2004-10-27 15:21:36

by Jeff Garzik

[permalink] [raw]
Subject: Re: news about IDE PIO HIGHMEM bug (was: Re: 2.6.9-mm1)

Bartlomiej Zolnierkiewicz wrote:
> We have stuct page of the first page and a offset.
> We need to obtain struct page of the current page and map it.


Opening this question to a wider audience.

struct scatterlist gives us struct page*, and an offset+length pair.
The struct page* is the _starting_ page of a potentially multi-page run
of data.

The question: how does one get struct page* for the second, and
successive pages in a known-contiguous multi-page run, if one only knows
the first page?

Jeff



2004-10-27 15:54:45

by Martin J. Bligh

[permalink] [raw]
Subject: Re: news about IDE PIO HIGHMEM bug (was: Re: 2.6.9-mm1)

> Bartlomiej Zolnierkiewicz wrote:
>> We have stuct page of the first page and a offset.
>> We need to obtain struct page of the current page and map it.
>
>
> Opening this question to a wider audience.
>
> struct scatterlist gives us struct page*, and an offset+length pair. The struct page* is the _starting_ page of a potentially multi-page run of data.
>
> The question: how does one get struct page* for the second, and successive pages in a known-contiguous multi-page run, if one only knows the first page?

If it's a higher order allocation, just page+1 should be safe. If it just
happens to be contig, it might cross a discontig boundary, and not obey
that rule. Very unlikely, but possible.

M.

2004-10-27 16:02:44

by Martin J. Bligh

[permalink] [raw]
Subject: Re: news about IDE PIO HIGHMEM bug (was: Re: 2.6.9-mm1)

--"Martin J. Bligh" <[email protected]> wrote (on Wednesday, October 27, 2004 08:52:39 -0700):

>> Bartlomiej Zolnierkiewicz wrote:
>>> We have stuct page of the first page and a offset.
>>> We need to obtain struct page of the current page and map it.
>>
>>
>> Opening this question to a wider audience.
>>
>> struct scatterlist gives us struct page*, and an offset+length pair. The struct page* is the _starting_ page of a potentially multi-page run of data.
>>
>> The question: how does one get struct page* for the second, and successive pages in a known-contiguous multi-page run, if one only knows the first page?
>
> If it's a higher order allocation, just page+1 should be safe. If it just
> happens to be contig, it might cross a discontig boundary, and not obey
> that rule. Very unlikely, but possible.

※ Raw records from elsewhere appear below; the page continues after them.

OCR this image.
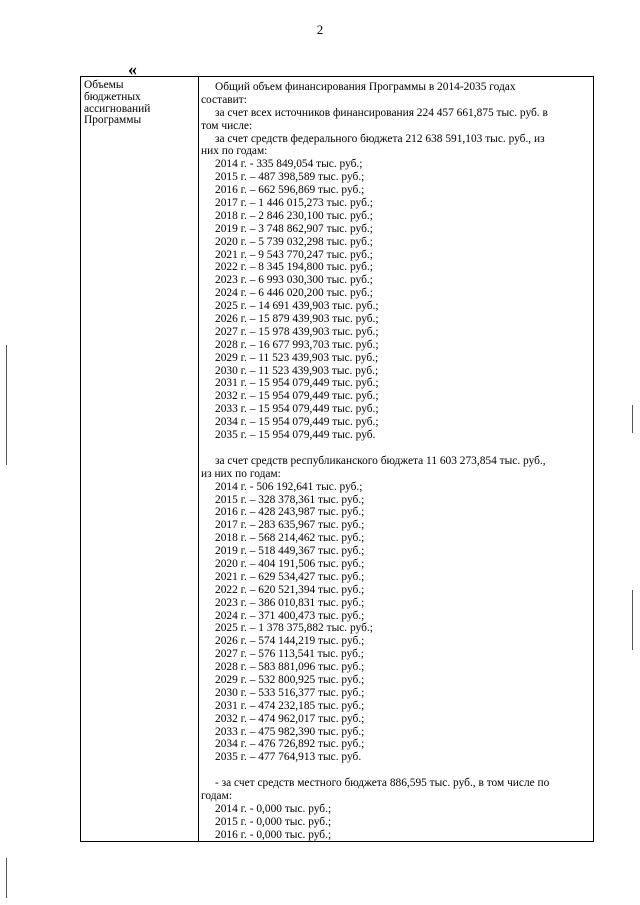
2
«
Объемы
бюджетных
ассигнований
Программы
Общий объем финансирования Программы в 2014-2035 годах
составит:
за счет всех источников финансирования 224 457 661,875 тыс. руб. в
том числе:
за счет средств федерального бюджета 212 638 591,103 тыс. руб., из
них по годам:
2014 г. - 335 849,054 тыс. руб.;
2015 г. – 487 398,589 тыс. руб.;
2016 г. – 662 596,869 тыс. руб.;
2017 г. – 1 446 015,273 тыс. руб.;
2018 г. – 2 846 230,100 тыс. руб.;
2019 г. – 3 748 862,907 тыс. руб.;
2020 г. – 5 739 032,298 тыс. руб.;
2021 г. – 9 543 770,247 тыс. руб.;
2022 г. – 8 345 194,800 тыс. руб.;
2023 г. – 6 993 030,300 тыс. руб.;
2024 г. – 6 446 020,200 тыс. руб.;
2025 г. – 14 691 439,903 тыс. руб.;
2026 г. – 15 879 439,903 тыс. руб.;
2027 г. – 15 978 439,903 тыс. руб.;
2028 г. – 16 677 993,703 тыс. руб.;
2029 г. – 11 523 439,903 тыс. руб.;
2030 г. – 11 523 439,903 тыс. руб.;
2031 г. – 15 954 079,449 тыс. руб.;
2032 г. – 15 954 079,449 тыс. руб.;
2033 г. – 15 954 079,449 тыс. руб.;
2034 г. – 15 954 079,449 тыс. руб.;
2035 г. – 15 954 079,449 тыс. руб.
за счет средств республиканского бюджета 11 603 273,854 тыс. руб.,
из них по годам:
2014 г. - 506 192,641 тыс. руб.;
2015 г. – 328 378,361 тыс. руб.;
2016 г. – 428 243,987 тыс. руб.;
2017 г. – 283 635,967 тыс. руб.;
2018 г. – 568 214,462 тыс. руб.;
2019 г. – 518 449,367 тыс. руб.;
2020 г. – 404 191,506 тыс. руб.;
2021 г. – 629 534,427 тыс. руб.;
2022 г. – 620 521,394 тыс. руб.;
2023 г. – 386 010,831 тыс. руб.;
2024 г. – 371 400,473 тыс. руб.;
2025 г. – 1 378 375,882 тыс. руб.;
2026 г. – 574 144,219 тыс. руб.;
2027 г. – 576 113,541 тыс. руб.;
2028 г. – 583 881,096 тыс. руб.;
2029 г. – 532 800,925 тыс. руб.;
2030 г. – 533 516,377 тыс. руб.;
2031 г. – 474 232,185 тыс. руб.;
2032 г. – 474 962,017 тыс. руб.;
2033 г. – 475 982,390 тыс. руб.;
2034 г. – 476 726,892 тыс. руб.;
2035 г. – 477 764,913 тыс. руб.
- за счет средств местного бюджета 886,595 тыс. руб., в том числе по
годам:
2014 г. - 0,000 тыс. руб.;
2015 г. - 0,000 тыс. руб.;
2016 г. - 0,000 тыс. руб.;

To repeat what I said in IRC ... ;-)

Actually, you could check this with the pfns being the same when >> MAX_ORDER-1.
We should be aligned on a MAX_ORDER boundary, I think.

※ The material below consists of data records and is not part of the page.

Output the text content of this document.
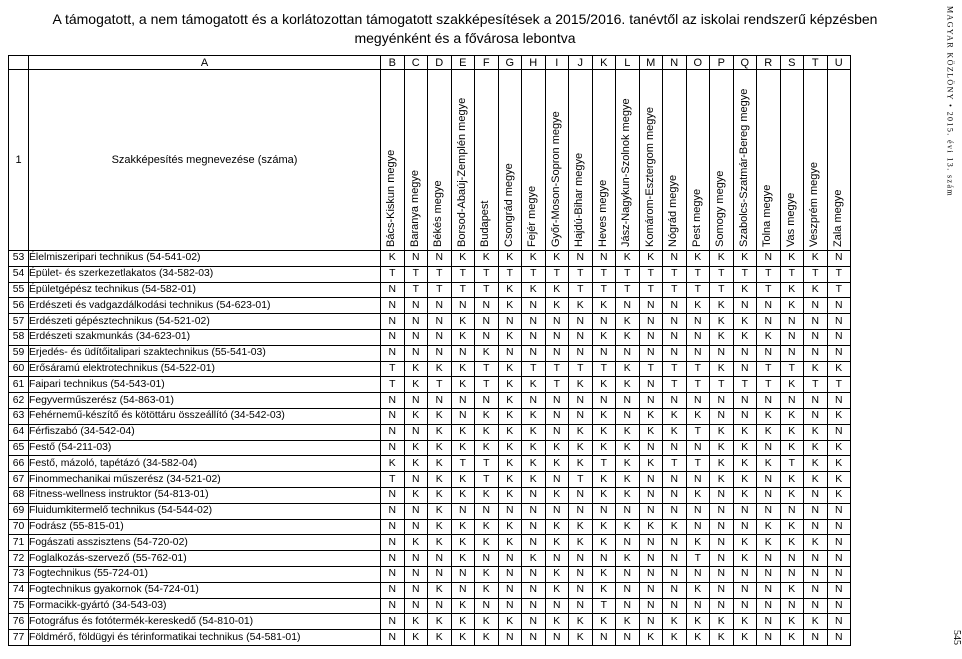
A támogatott, a nem támogatott és a korlátozottan támogatott szakképesítések a 2015/2016. tanévtől az iskolai rendszerű képzésben
megyénként és a fővárosa lebontva
	A	B	C	D	E	F	G	H	I	J	K	L	M	N	O	P	Q	R	S	T	U
1	Szakképesítés megnevezése (száma)	Bács-Kiskun megye	Baranya megye	Békés megye	Borsod-Abaúj-Zemplén megye	Budapest	Csongrád megye	Fejér megye	Győr-Moson-Sopron megye	Hajdú-Bihar megye	Heves megye	Jász-Nagykun-Szolnok megye	Komárom-Esztergom megye	Nógrád megye	Pest megye	Somogy megye	Szabolcs-Szatmár-Bereg megye	Tolna megye	Vas megye	Veszprém megye	Zala megye

53	Élelmiszeripari technikus (54-541-02)	K	N	N	K	K	K	K	K	N	N	K	K	N	K	K	K	N	K	K	N
54	Épület- és szerkezetlakatos (34-582-03)	T	T	T	T	T	T	T	T	T	T	T	T	T	T	T	T	T	T	T	T
55	Épületgépész technikus (54-582-01)	N	T	T	T	T	K	K	K	T	T	T	T	T	T	T	K	T	K	K	T
56	Erdészeti és vadgazdálkodási technikus (54-623-01)	N	N	N	N	N	K	N	K	K	K	N	N	N	K	K	N	N	K	N	N
57	Erdészeti gépésztechnikus (54-521-02)	N	N	N	K	N	N	N	N	N	N	K	N	N	N	K	K	N	N	N	N
58	Erdészeti szakmunkás (34-623-01)	N	N	N	K	N	K	N	N	N	K	K	N	N	N	K	K	K	N	N	N
59	Erjedés- és üdítőitalipari szaktechnikus (55-541-03)	N	N	N	N	K	N	N	N	N	N	N	N	N	N	N	N	N	N	N	N
60	Erősáramú elektrotechnikus (54-522-01)	T	K	K	K	T	K	T	T	T	T	K	T	T	T	K	N	T	T	K	K
61	Faipari technikus (54-543-01)	T	K	T	K	T	K	K	T	K	K	K	N	T	T	T	T	T	K	T	T
62	Fegyverműszerész (54-863-01)	N	N	N	N	N	K	N	N	N	N	N	N	N	N	N	N	N	N	N	N
63	Fehérnemű-készítő és kötöttáru összeállító (34-542-03)	N	K	K	N	K	K	K	N	N	K	N	K	K	K	N	N	K	K	N	K
64	Férfiszabó (34-542-04)	N	N	K	K	K	K	K	N	K	K	K	K	K	T	K	K	K	K	K	N
65	Festő (54-211-03)	N	K	K	K	K	K	K	K	K	K	K	N	N	N	K	K	N	K	K	K
66	Festő, mázoló, tapétázó (34-582-04)	K	K	K	T	T	K	K	K	K	T	K	K	T	T	K	K	K	T	K	K
67	Finommechanikai műszerész (34-521-02)	T	N	K	K	T	K	K	N	T	K	K	N	N	N	K	K	N	K	K	K
68	Fitness-wellness instruktor (54-813-01)	N	K	K	K	K	K	N	K	N	K	K	N	N	K	N	K	N	K	N	K
69	Fluidumkitermelő technikus (54-544-02)	N	N	K	N	N	N	N	N	N	N	N	N	N	N	N	N	N	N	N	N
70	Fodrász (55-815-01)	N	N	K	K	K	K	N	K	K	K	K	K	K	N	N	N	K	K	N	N
71	Fogászati asszisztens (54-720-02)	N	K	K	K	K	K	N	K	K	K	N	N	N	K	N	K	K	K	K	N
72	Foglalkozás-szervező (55-762-01)	N	N	N	K	N	N	K	N	N	N	K	N	N	T	N	K	N	N	N	N
73	Fogtechnikus (55-724-01)	N	N	N	N	K	N	N	K	N	K	N	N	N	N	N	N	N	N	N	N
74	Fogtechnikus gyakornok (54-724-01)	N	N	K	N	K	N	N	K	N	K	N	N	N	K	N	N	N	K	N	N
75	Formacikk-gyártó (34-543-03)	N	N	N	K	N	N	N	N	N	T	N	N	N	N	N	N	N	N	N	N
76	Fotográfus és fotótermék-kereskedő (54-810-01)	N	K	K	K	K	K	N	K	K	K	K	N	K	K	K	K	N	K	K	N
77	Földmérő, földügyi és térinformatikai technikus (54-581-01)	N	K	K	K	K	N	N	N	K	N	N	K	K	K	K	K	N	K	N	N
MAGYAR KÖZLÖNY • 2015. évi 13. szám
545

However, pfn_to_page(page_to_pfn(page) + 1) might be safer. If rather slower.

M.

2004-10-27 16:02:11

by Jeff Garzik

[permalink] [raw]
Subject: Re: news about IDE PIO HIGHMEM bug (was: Re: 2.6.9-mm1)

Martin J. Bligh wrote:
>>Bartlomiej Zolnierkiewicz wrote:
>>
>>>We have stuct page of the first page and a offset.
>>>We need to obtain struct page of the current page and map it.
>>
>>
>>Opening this question to a wider audience.
>>
>>struct scatterlist gives us struct page*, and an offset+length pair. The struct page* is the _starting_ page of a potentially multi-page run of data.
>>
>>The question: how does one get struct page* for the second, and successive pages in a known-contiguous multi-page run, if one only knows the first page?
>
>
> If it's a higher order allocation, just page+1 should be safe. If it just
> happens to be contig, it might cross a discontig boundary, and not obey
> that rule. Very unlikely, but possible.


Unfortunately, it's not.

The block layer just tells us "it's a contiguous run of memory", which
implies nothing really about the allocation size.

Bart and I (and others?) essentially need a "page+1" thing (for 2.4.x
too!), that won't break in the face of NUMA/etc.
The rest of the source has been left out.